Juan Tabernero (left) and OSA Fellow Pablo Artal with their experimental setup.

As humans shift their gaze thousands of times each day, their eye movements cause the crystalline lenses to wobble back and forth—just as a serving of gelatin, poked with a spoon, shivers until its oscillations damp out. For a few tens of milliseconds after each eye movement, our vision is degraded, perhaps due to the lens wobbles—the exact mechanism is still not fully understood.
 
Using a high-speed camera, two Spanish scientists have filmed these quivering lenses in healthy human subjects and found that they act like classical damped-harmonic oscillators (PLoS One, doi:10.1371/journal.pone.0095764). The studies could help future researchers study disorders of the lens and eye muscles.
 
According to Juan Tabernero and OSA Fellow Pablo Artal, optical scientists at the University of Murcia, humans make up to 60,000 small eye movements, called “saccades,” daily to keep objects in their field of view. Not only do images blur during the saccades, but also for roughly 50 ms after the eye stops moving. The moving eyeball generates kinetic energy, which gets transferred to the eye muscles, orbit and interior structures.
 
Tabernero and Artal shone infrared LED light into their subjects' eyes and asked them to move their gaze in specific vertical and horizontal directions. With the high-speed camera, the scientists recorded the so-called Purkinje images, or reflections of exterior objects from the cornea and lens of the eye.

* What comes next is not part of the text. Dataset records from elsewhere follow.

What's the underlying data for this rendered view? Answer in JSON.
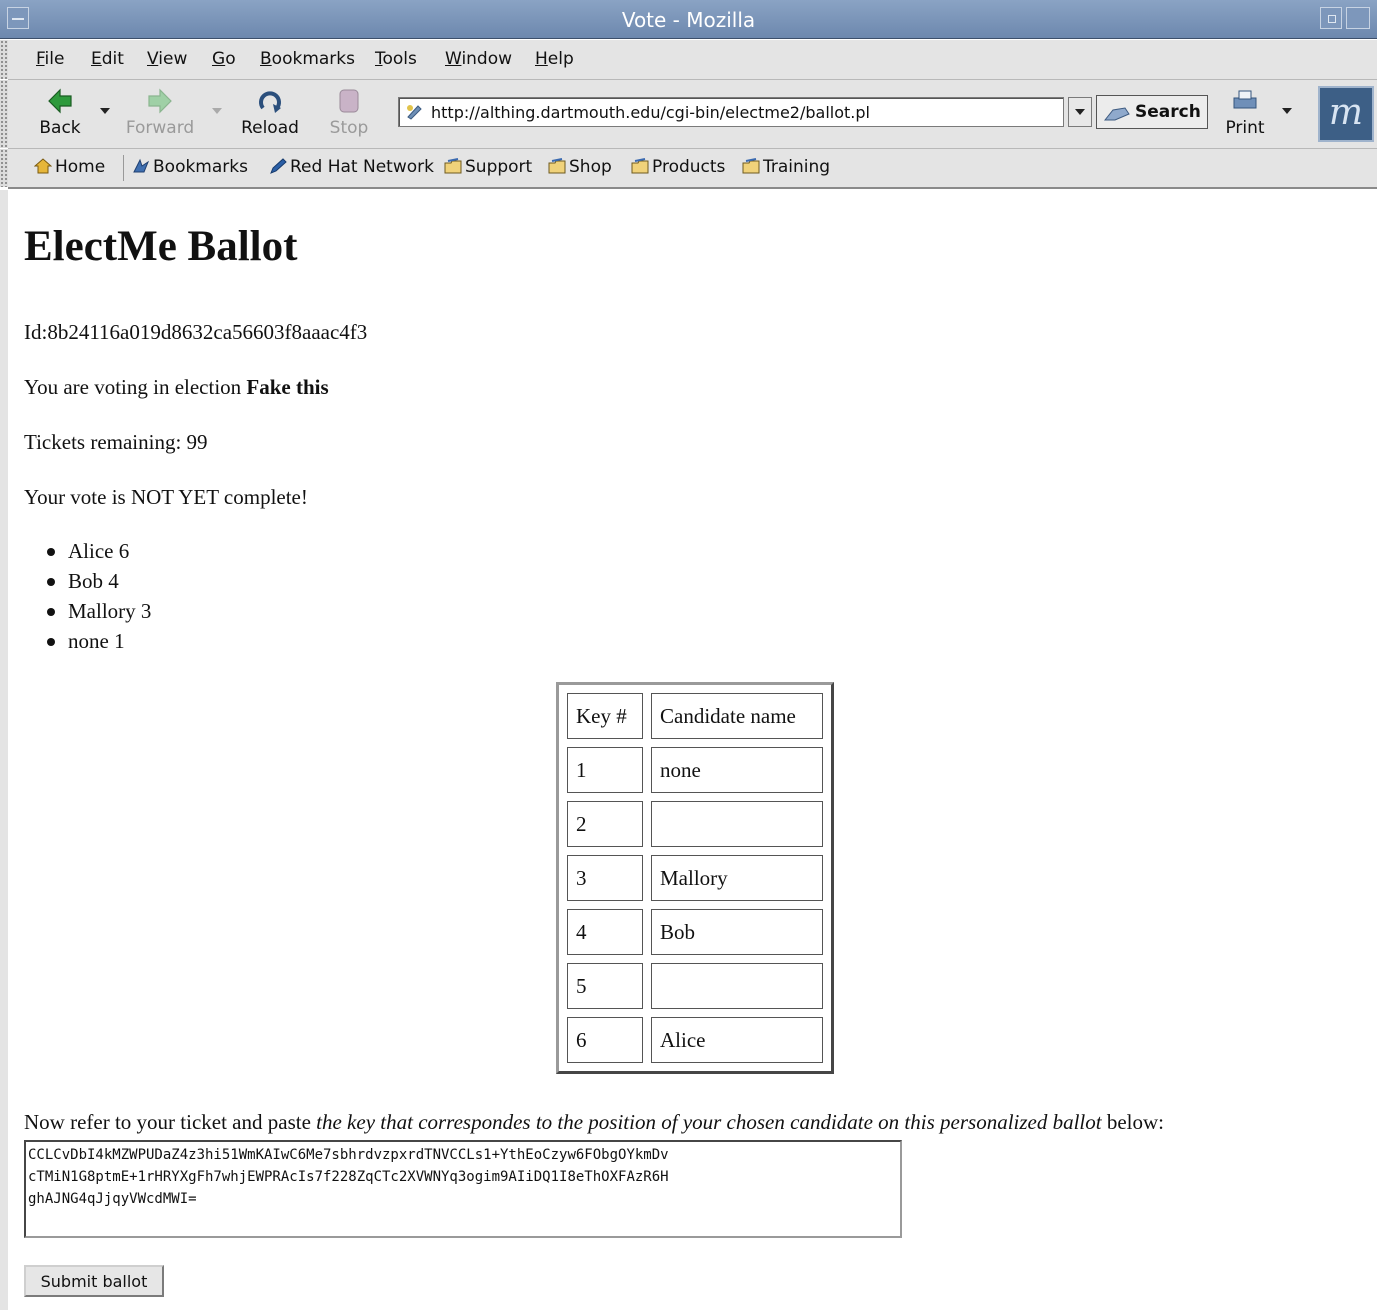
{
  "window": {
    "title": "Vote - Mozilla"
  },
  "menubar": {
    "items": [
      {
        "accel": "F",
        "rest": "ile"
      },
      {
        "accel": "E",
        "rest": "dit"
      },
      {
        "accel": "V",
        "rest": "iew"
      },
      {
        "accel": "G",
        "rest": "o"
      },
      {
        "accel": "B",
        "rest": "ookmarks"
      },
      {
        "accel": "T",
        "rest": "ools"
      },
      {
        "accel": "W",
        "rest": "indow"
      },
      {
        "accel": "H",
        "rest": "elp"
      }
    ]
  },
  "toolbar": {
    "back": "Back",
    "forward": "Forward",
    "reload": "Reload",
    "stop": "Stop",
    "url": "http://althing.dartmouth.edu/cgi-bin/electme2/ballot.pl",
    "search": "Search",
    "print": "Print"
  },
  "personal_toolbar": {
    "home": "Home",
    "bookmarks": "Bookmarks",
    "red_hat_network": "Red Hat Network",
    "support": "Support",
    "shop": "Shop",
    "products": "Products",
    "training": "Training"
  },
  "page": {
    "title": "ElectMe Ballot",
    "id_line": "Id:8b24116a019d8632ca56603f8aaac4f3",
    "election_prefix": "You are voting in election ",
    "election_name": "Fake this",
    "tickets_remaining": "Tickets remaining: 99",
    "vote_status": "Your vote is NOT YET complete!",
    "tally": [
      "Alice 6",
      "Bob 4",
      "Mallory 3",
      "none 1"
    ],
    "table": {
      "headers": [
        "Key #",
        "Candidate name"
      ],
      "rows": [
        [
          "1",
          "none"
        ],
        [
          "2",
          ""
        ],
        [
          "3",
          "Mallory"
        ],
        [
          "4",
          "Bob"
        ],
        [
          "5",
          ""
        ],
        [
          "6",
          "Alice"
        ]
      ]
    },
    "instruction_prefix": "Now refer to your ticket and paste ",
    "instruction_emphasis": "the key that correspondes to the position of your chosen candidate on this personalized ballot",
    "instruction_suffix": " below:",
    "key_value": "CCLCvDbI4kMZWPUDaZ4z3hi51WmKAIwC6Me7sbhrdvzpxrdTNVCCLs1+YthEoCzyw6FObgOYkmDv\ncTMiN1G8ptmE+1rHRYXgFh7whjEWPRAcIs7f228ZqCTc2XVWNYq3ogim9AIiDQ1I8eThOXFAzR6H\nghAJNG4qJjqyVWcdMWI=",
    "submit_label": "Submit ballot"
  }
}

This animated GIF shows the tracking of the first Purkinje image (corneal reflection) marked with a white filled circle while tracking of the fourth Purkinje image (lens posterior surface reflection) is marked in green. Crystalline lens reflection (fourth Purkinje image) wobbled for a fraction of a second after the saccadic movement.

Computer modeling results revealed that the lens wobbles occurred with a natural frequency of 15 to 20 Hz, an average amplitude of 191 μm and a damping ratio of 0.3 to 0.7. Downward eye movements created larger-amplitude lens oscillations than upward eye movements, but horizontal saccades generated the largest-amplitude wiggles.
 
The average time constant of the lens oscillations, 65 ms, exceeds the post-saccadic vision suppression time constant of 50 ms, so healthy humans don't notice any blurring from their temporarily wobbly lenses.